On présenta au roi un épieu de chasse durci au feu et armé d’une pointe de fer.
– Mon frère, prenez garde! cria Marguerite.
– Sus! sus! cria la duchesse de Nevers. Ne le manquez pas, Sire! Un bon coup à ce parpaillot!
– Soyez tranquille, duchesse! dit Charles. Et, mettant son épieu en arrêt, il fondit sur le sanglier, qui, tenu par les deux chiens, ne put éviter le coup. Cependant, à la vue de l’épieu luisant, il fit un mouvement de côté, et l’arme, au lieu de pénétrer dans la poitrine, glissa sur l’épaule et alla s’émousser sur la roche contre laquelle l’animal était acculé.
– Mille noms d’un diable! cria le roi, je l’ai manqué… Un épieu! un épieu!
Et, se reculant comme faisaient les chevaliers lorsqu’ils prenaient du champ, il jeta à dix pas de lui son épieu hors de service.
Un piqueur s’avança pour lui en offrir un autre.
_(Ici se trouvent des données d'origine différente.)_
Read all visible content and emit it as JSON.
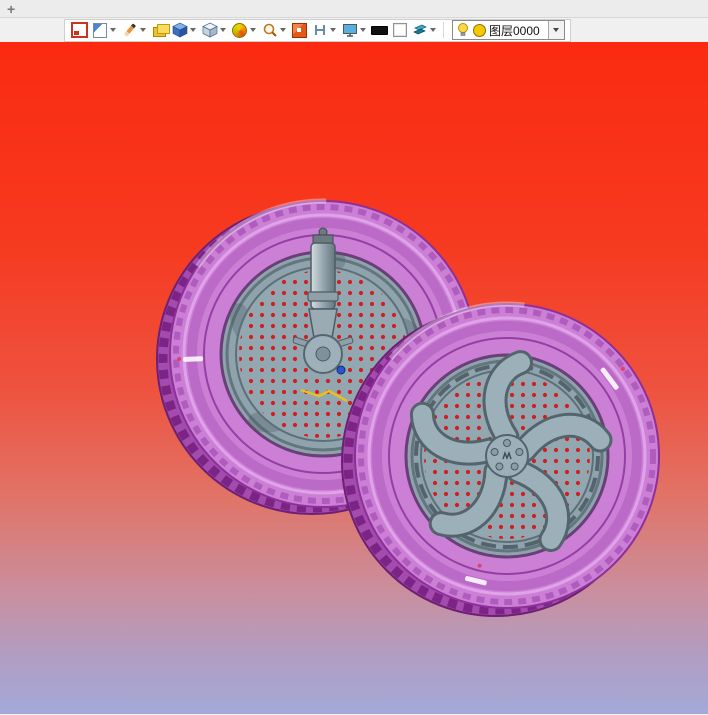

Mais au même moment, comme s’il eût prévu le sort qui l’attendait et qu’il eût voulu s’y soustraire, le sanglier, par un violent effort, arracha aux dents des molosses ses deux oreilles déchirées, et, les yeux sanglants, hérissé, hideux, l’haleine bruyante comme un soufflet de forge, faisant claquer ses dents l’une contre l’autre, il s’élança la tête basse, vers le cheval du roi.
Charles était trop bon chasseur pour ne pas avoir prévu cette attaque. Il enleva son cheval, qui se cabra; mais il avait mal mesuré la pression, le cheval, trop serré par le mors ou peut-être même cédant à son épouvante, se renversa en arrière.